As AI tools improve in understanding natural language, developers are adopting "vibe coding"—a new programming style where speaking replaces typing, and intent is more important than syntax. In 2023, Andrej Karpathy said English was the hottest new programming language. Earlier this month, he shared his vision of the AI world and the use of natural language in programming by coining the term "vibe coding." "There's a new kind of coding I call 'vibe coding,' where you fully embrace the vibes, embrace exponentials, and forget that the code even exists," he wrote in a post on X. "It's possible because the LLMs (e.g., Cursor Composer with Sonnet) are getting so good. Also, I just talk to Composer with SuperWhisper, so I barely even touch the keyboard."
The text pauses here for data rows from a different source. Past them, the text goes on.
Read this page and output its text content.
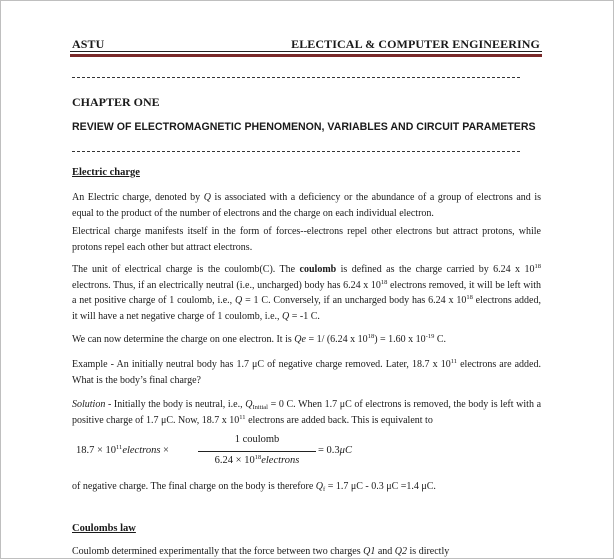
ASTU	ELECTICAL & COMPUTER ENGINEERING
CHAPTER ONE
REVIEW OF ELECTROMAGNETIC PHENOMENON, VARIABLES AND CIRCUIT PARAMETERS
Electric charge
An Electric charge, denoted by Q is associated with a deficiency or the abundance of a group of electrons and is equal to the product of the number of electrons and the charge on each individual electron.
Electrical charge manifests itself in the form of forces--electrons repel other electrons but attract protons, while protons repel each other but attract electrons.
The unit of electrical charge is the coulomb(C). The coulomb is defined as the charge carried by 6.24 x $10^{18}$ electrons. Thus, if an electrically neutral (i.e., uncharged) body has 6.24 x $10^{18}$ electrons removed, it will be left with a net positive charge of 1 coulomb, i.e., Q = 1 C. Conversely, if an uncharged body has 6.24 x $10^{18}$ electrons added, it will have a net negative charge of 1 coulomb, i.e., Q = -1 C.
We can now determine the charge on one electron. It is Qe = 1/ (6.24 x $10^{18}) = 1.60$ x $10^{-19}$ C.
Example - An initially neutral body has 1.7 μC of negative charge removed. Later, 18.7 x $10^{11}$ electrons are added. What is the body’s final charge?
Solution - Initially the body is neutral, i.e., $Q_{Initial} = 0$ C. When 1.7 μC of electrons is removed, the body is left with a positive charge of 1.7 μC. Now, 18.7 x $10^{11}$ electrons are added back. This is equivalent to
$18.7 \times 10^{11}electrons$ ×
1 coulomb
$6.24 \times 10^{18}electrons$
= 0.3μC
of negative charge. The final charge on the body is therefore $Q_f = 1.7$ μC - 0.3 μC =1.4 μC.
Coulombs law
Coulomb determined experimentally that the force between two charges Q1 and Q2 is directly
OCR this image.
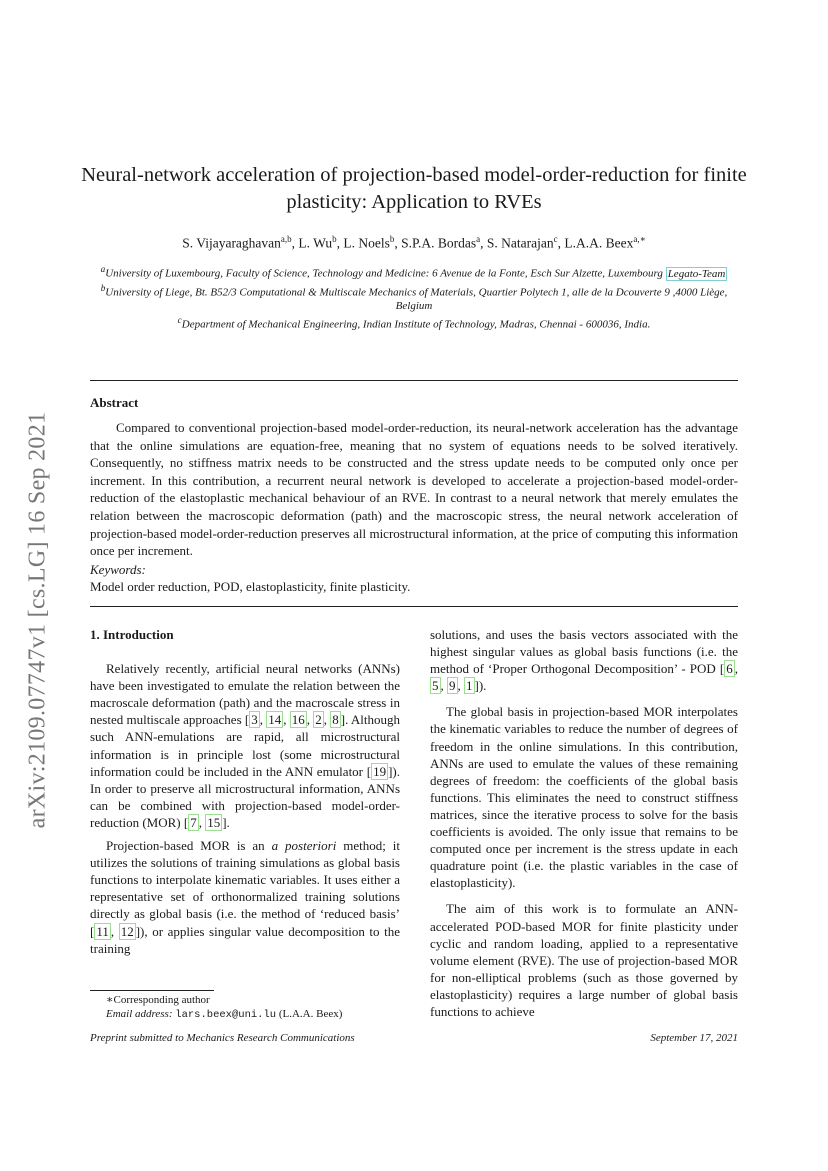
arXiv:2109.07747v1 [cs.LG] 16 Sep 2021
Neural-network acceleration of projection-based model-order-reduction for finite plasticity: Application to RVEs
S. Vijayaraghavan$^{a,b}$, L. Wu$^b$, L. Noels$^b$, S.P.A. Bordas$^a$, S. Natarajan$^c$, L.A.A. Beex$^{a,∗}$

$^a$University of Luxembourg, Faculty of Science, Technology and Medicine: 6 Avenue de la Fonte, Esch Sur Alzette, Luxembourg Legato-Team

$^b$University of Liege, Bt. B52/3 Computational & Multiscale Mechanics of Materials, Quartier Polytech 1, alle de la Dcouverte 9 ,4000 Liège, Belgium

$^c$Department of Mechanical Engineering, Indian Institute of Technology, Madras, Chennai - 600036, India.

Abstract

Compared to conventional projection-based model-order-reduction, its neural-network acceleration has the advantage that the online simulations are equation-free, meaning that no system of equations needs to be solved iteratively. Consequently, no stiffness matrix needs to be constructed and the stress update needs to be computed only once per increment. In this contribution, a recurrent neural network is developed to accelerate a projection-based model-order-reduction of the elastoplastic mechanical behaviour of an RVE. In contrast to a neural network that merely emulates the relation between the macroscopic deformation (path) and the macroscopic stress, the neural network acceleration of projection-based model-order-reduction preserves all microstructural information, at the price of computing this information once per increment.

Keywords:
Model order reduction, POD, elastoplasticity, finite plasticity.

1. Introduction

Relatively recently, artificial neural networks (ANNs) have been investigated to emulate the relation between the macroscale deformation (path) and the macroscale stress in nested multiscale approaches [ 3 , 14 , 16 , 2 , 8 ]. Although such ANN-emulations are rapid, all microstructural information is in principle lost (some microstructural information could be included in the ANN emulator [ 19 ]). In order to preserve all microstructural information, ANNs can be combined with projection-based model-order-reduction (MOR) [ 7 , 15 ].

Projection-based MOR is an a posteriori method; it utilizes the solutions of training simulations as global basis functions to interpolate kinematic variables. It uses either a representative set of orthonormalized training solutions directly as global basis (i.e. the method of ‘reduced basis’ [ 11 , 12 ]), or applies singular value decomposition to the training

solutions, and uses the basis vectors associated with the highest singular values as global basis functions (i.e. the method of ‘Proper Orthogonal Decomposition’ - POD [ 6 , 5 , 9 , 1 ]).

The global basis in projection-based MOR interpolates the kinematic variables to reduce the number of degrees of freedom in the online simulations. In this contribution, ANNs are used to emulate the values of these remaining degrees of freedom: the coefficients of the global basis functions. This eliminates the need to construct stiffness matrices, since the iterative process to solve for the basis coefficients is avoided. The only issue that remains to be computed once per increment is the stress update in each quadrature point (i.e. the plastic variables in the case of elastoplasticity).

The aim of this work is to formulate an ANN-accelerated POD-based MOR for finite plasticity under cyclic and random loading, applied to a representative volume element (RVE). The use of projection-based MOR for non-elliptical problems (such as those governed by elastoplasticity) requires a large number of global basis functions to achieve

∗Corresponding author

Email address: lars.beex@uni.lu (L.A.A. Beex)

Preprint submitted to Mechanics Research Communications	September 17, 2021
Karpathy, a co-founder of OpenAI, has now launched a new AI and education company called Eureka Labs.
Brad Shimmin, an analyst at Omdia, highlighted Cline as a popular tool for using natural language in coding, which has become useful for vibe coding.
Some major players in the GenAI space that are enabling English for programming include Microsoft, OpenAI, Anthropic, Google, IBM, and AWS, among others, Shimmin noted. They are developing models with better tool usage and structured outputs. Key development platforms mentioned include GitHub Copilot with VS Code, Replit (an early adopter of AI integration), Aider, Cline, Cursor, and Zed.
Meanwhile, Nick Baumann, head of product marketing at Cline, told The New Stack that vibe coding is a high-level approach to coding with AI, where users describe requirements from an end-user perspective rather than technical specifications.